Bref une appli mobile peut être utilisée en mode connecté et déconnecté si cela est nécessaire et s’il y a des fonctionnalités qui le permettent.
Un service mobile ne peut être accessible et utilisable qu’à partir du moment où il y a un accès (2G/3G, Wifi) à Internet à partir du téléphone mobile.

=>Avantages pour l’application embarquée.

• Les effets Waouh: il s’agit en fait de la capacité d’un service mobile ou d’une application embarquée de surprendre son utilisateur par des effets visuels ou d’usages.
Avec l’arrivée des téléphones équipés d’écrans tactiles et la révolution des usages de nouveaux effets sont apparus.
La mise à disposition de boites à outils (Software Development Kit) permettant d’interagir avec les fonctionnalités des téléphones mobiles, a par ailleurs favorisé l’utilisation de ces effets au sein des applications embarquées.
Parmi les effets, nous pouvons parler de la 3D, de la réalité augmentée, de l’effet Shake (secouer), Tilt (basculement mode paysage), du glisser/déposer, du pointer, du slideshow (cf. présentation pochettes albums sur iTunes), etc.
Il est effectivement possible de faire quelques effets sympa sur un site mobile de type Web App pour les téléphones Web Phones (iPhone, Google Phones, etc.)
Cependant les applications embarquées peuvent intégrer toutes les possibilités natives offertes par les systèmes d’exploitation des terminaux (la 3D et la réalité augmentée par exemple).
Aussi, les effets Waouh sont durablement plus spectaculaires sur une application embarquée.

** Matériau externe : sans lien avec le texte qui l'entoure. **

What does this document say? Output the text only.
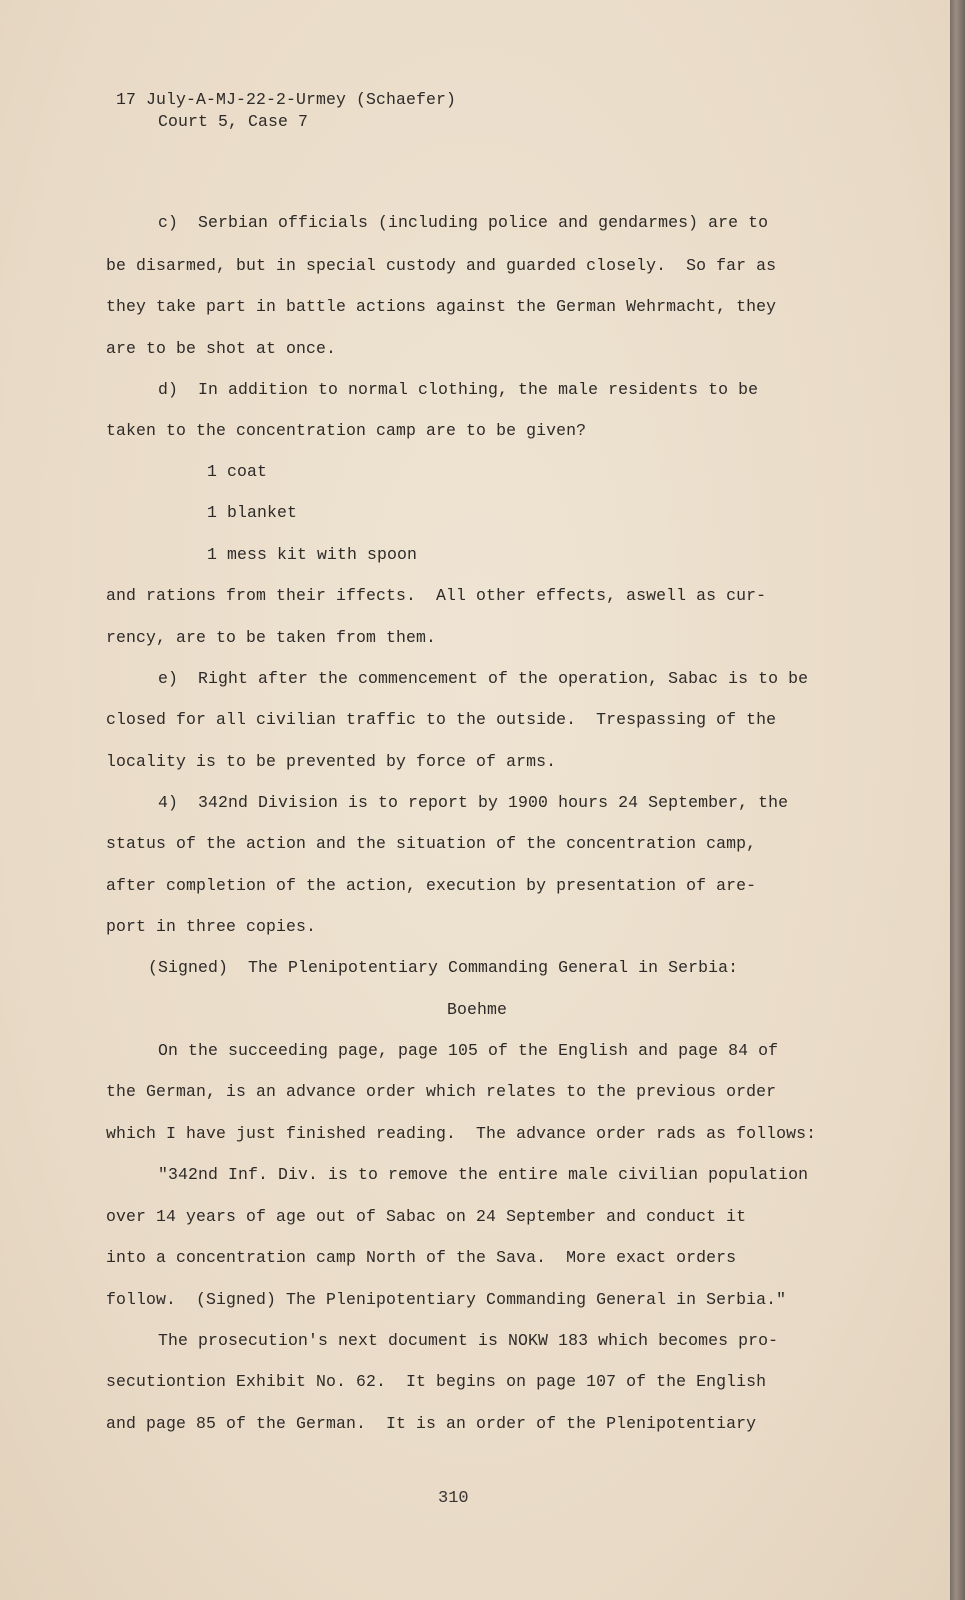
17 July-A-MJ-22-2-Urmey (Schaefer)

Court 5, Case 7

c)  Serbian officials (including police and gendarmes) are to

be disarmed, but in special custody and guarded closely.  So far as

they take part in battle actions against the German Wehrmacht, they

are to be shot at once.

d)  In addition to normal clothing, the male residents to be

taken to the concentration camp are to be given?

1 coat

1 blanket

1 mess kit with spoon

and rations from their iffects.  All other effects, aswell as cur-

rency, are to be taken from them.

e)  Right after the commencement of the operation, Sabac is to be

closed for all civilian traffic to the outside.  Trespassing of the

locality is to be prevented by force of arms.

4)  342nd Division is to report by 1900 hours 24 September, the

status of the action and the situation of the concentration camp,

after completion of the action, execution by presentation of are-

port in three copies.

(Signed)  The Plenipotentiary Commanding General in Serbia:

Boehme

On the succeeding page, page 105 of the English and page 84 of

the German, is an advance order which relates to the previous order

which I have just finished reading.  The advance order rads as follows:

"342nd Inf. Div. is to remove the entire male civilian population

over 14 years of age out of Sabac on 24 September and conduct it

into a concentration camp North of the Sava.  More exact orders

follow.  (Signed) The Plenipotentiary Commanding General in Serbia."

The prosecution's next document is NOKW 183 which becomes pro-

secutiontion Exhibit No. 62.  It begins on page 107 of the English

and page 85 of the German.  It is an order of the Plenipotentiary

310
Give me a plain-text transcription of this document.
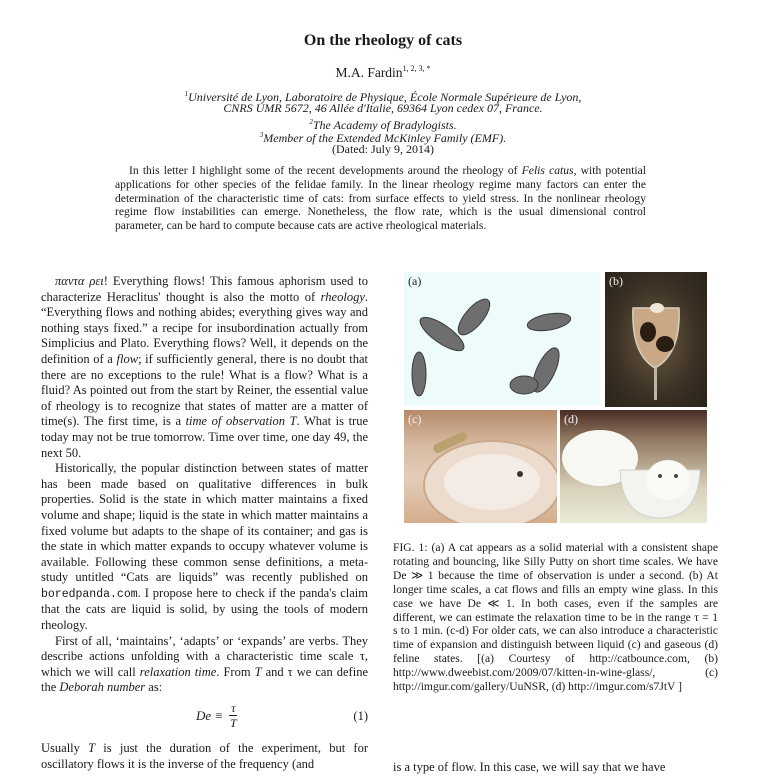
On the rheology of cats
M.A. Fardin$^{1, 2, 3, *}$
$^1$Université de Lyon, Laboratoire de Physique, École Normale Supérieure de Lyon,
CNRS UMR 5672, 46 Allée d'Italie, 69364 Lyon cedex 07, France.
$^2$The Academy of Bradylogists.
$^3$Member of the Extended McKinley Family (EMF).
(Dated: July 9, 2014)
In this letter I highlight some of the recent developments around the rheology of Felis catus, with potential applications for other species of the felidae family. In the linear rheology regime many factors can enter the determination of the characteristic time of cats: from surface effects to yield stress. In the nonlinear rheology regime flow instabilities can emerge. Nonetheless, the flow rate, which is the usual dimensional control parameter, can be hard to compute because cats are active rheological materials.

παντα ρει! Everything flows! This famous aphorism used to characterize Heraclitus' thought is also the motto of rheology. “Everything flows and nothing abides; everything gives way and nothing stays fixed.” a recipe for insubordination actually from Simplicius and Plato. Everything flows? Well, it depends on the definition of a flow; if sufficiently general, there is no doubt that there are no exceptions to the rule! What is a flow? What is a fluid? As pointed out from the start by Reiner, the essential value of rheology is to recognize that states of matter are a matter of time(s). The first time, is a time of observation T. What is true today may not be true tomorrow. Time over time, one day 49, the next 50.

Historically, the popular distinction between states of matter has been made based on qualitative differences in bulk properties. Solid is the state in which matter maintains a fixed volume and shape; liquid is the state in which matter maintains a fixed volume but adapts to the shape of its container; and gas is the state in which matter expands to occupy whatever volume is available. Following these common sense definitions, a meta-study untitled “Cats are liquids” was recently published on boredpanda.com. I propose here to check if the panda's claim that the cats are liquid is solid, by using the tools of modern rheology.

First of all, ‘maintains’, ‘adapts’ or ‘expands’ are verbs. They describe actions unfolding with a characteristic time scale τ, which we will call relaxation time. From T and τ we can define the Deborah number as:

$De \equiv \frac{\tau}{T}$	(1)

Usually T is just the duration of the experiment, but for oscillatory flows it is the inverse of the frequency (and

(a)	(b)
(c)	(d)
FIG. 1: (a) A cat appears as a solid material with a consistent shape rotating and bouncing, like Silly Putty on short time scales. We have De ≫ 1 because the time of observation is under a second. (b) At longer time scales, a cat flows and fills an empty wine glass. In this case we have De ≪ 1. In both cases, even if the samples are different, we can estimate the relaxation time to be in the range τ = 1 s to 1 min. (c-d) For older cats, we can also introduce a characteristic time of expansion and distinguish between liquid (c) and gaseous (d) feline states. [(a) Courtesy of http://catbounce.com, (b) http://www.dweebist.com/2009/07/kitten-in-wine-glass/, (c) http://imgur.com/gallery/UuNSR, (d) http://imgur.com/s7JtV ]
is a type of flow. In this case, we will say that we have
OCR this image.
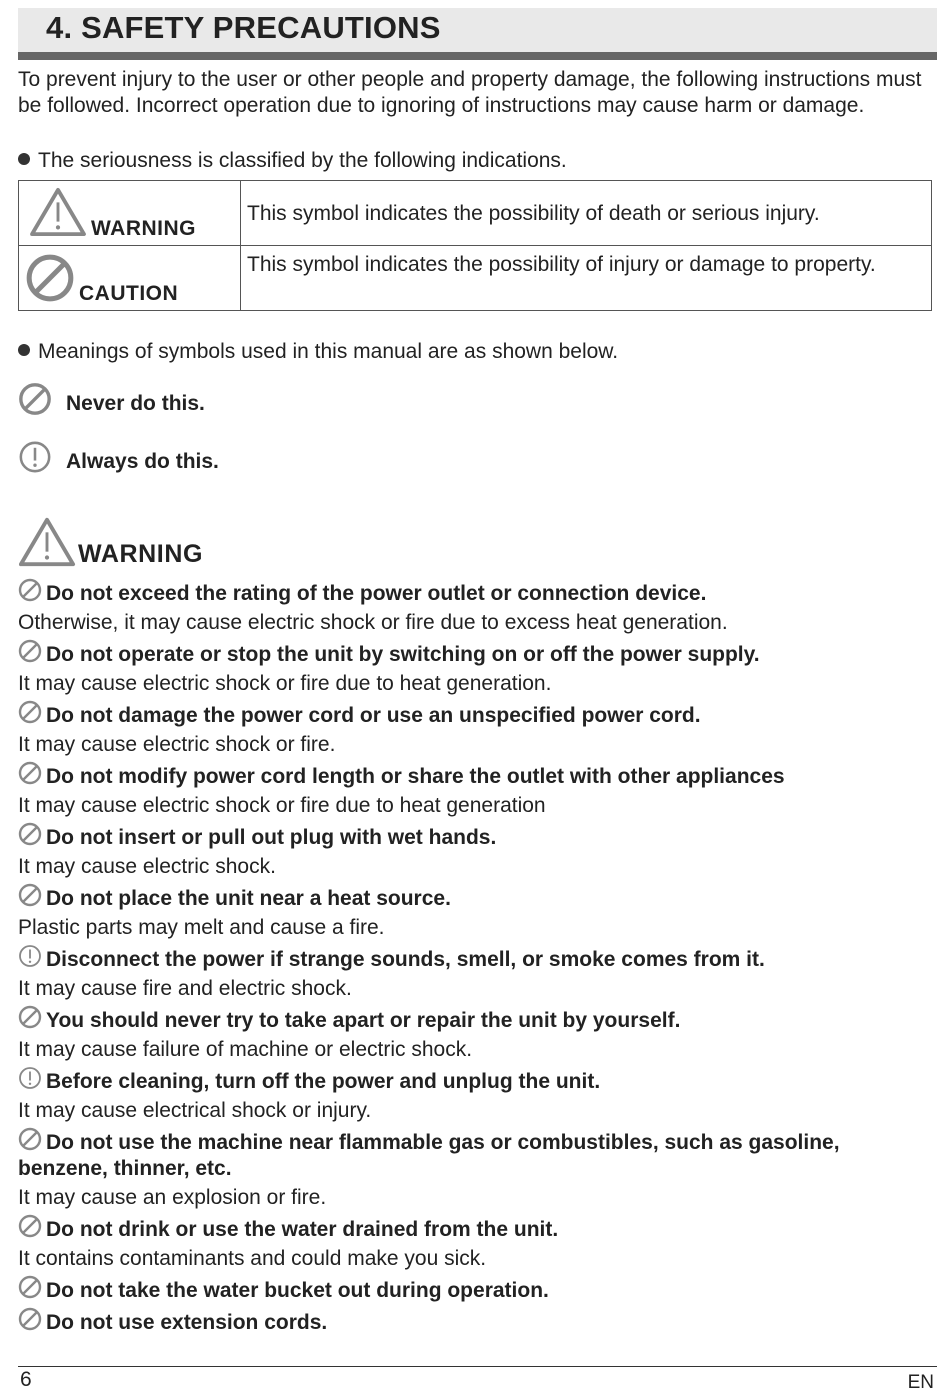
4. SAFETY PRECAUTIONS

To prevent injury to the user or other people and property damage, the following instructions must be followed. Incorrect operation due to ignoring of instructions may cause harm or damage.

The seriousness is classified by the following indications.

WARNING	This symbol indicates the possibility of death or serious injury.

CAUTION	This symbol indicates the possibility of injury or damage to property.

Meanings of symbols used in this manual are as shown below.

Never do this.
Always do this.
WARNING

Do not exceed the rating of the power outlet or connection device.

Otherwise, it may cause electric shock or fire due to excess heat generation.

Do not operate or stop the unit by switching on or off the power supply.

It may cause electric shock or fire due to heat generation.

Do not damage the power cord or use an unspecified power cord.

It may cause electric shock or fire.

Do not modify power cord length or share the outlet with other appliances

It may cause electric shock or fire due to heat generation

Do not insert or pull out plug with wet hands.

It may cause electric shock.

Do not place the unit near a heat source.

Plastic parts may melt and cause a fire.

Disconnect the power if strange sounds, smell, or smoke comes from it.

It may cause fire and electric shock.

You should never try to take apart or repair the unit by yourself.

It may cause failure of machine or electric shock.

Before cleaning, turn off the power and unplug the unit.

It may cause electrical shock or injury.

Do not use the machine near flammable gas or combustibles, such as gasoline, benzene, thinner, etc.

It may cause an explosion or fire.

Do not drink or use the water drained from the unit.

It contains contaminants and could make you sick.

Do not take the water bucket out during operation.

Do not use extension cords.

6	EN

=>Avantages pour l’application embarquée.

• Utilisation des fonctionnalités du téléphone: Avec la mise à disposition des SDK, il est plus facile pour un développeur d’application embarquée de faire appel aux fonctionnalités natives du téléphone mobile.
Il y a effectivement quelques progrès du coté de la mise au point des Web Apps pour interagir avec les composants du téléphones mais cela reste encore (et pour le moment) incomparable avec les possibilités d’intégration d’une application mobile.

=>Avantage pour l’application embarquée.

• Relation avec les clients : Le service mobile a l’avantage d’être facilement accessible par une grande majorité de terminaux mobiles. Si par exemple, vous réalisez une campagne SMS avec un lien cliquable pointant sur le service, il sera facile de générer de l’audience. Ce type de communication directe doit néanmoins être utilisée avec modération car la pratique pourrait s’apparenter à du spam pour les principaux destinataires.
Toutefois, l’application mobile présente un avantage car sur certains terminaux, il est par exemple possible de notifier/réveiller à distance une appli installée sur un téléphone mobile (le Push). Cette fonctionnalité permet d’avertir l’utilisateur d’une mise à jour d’une manière simple et discrète.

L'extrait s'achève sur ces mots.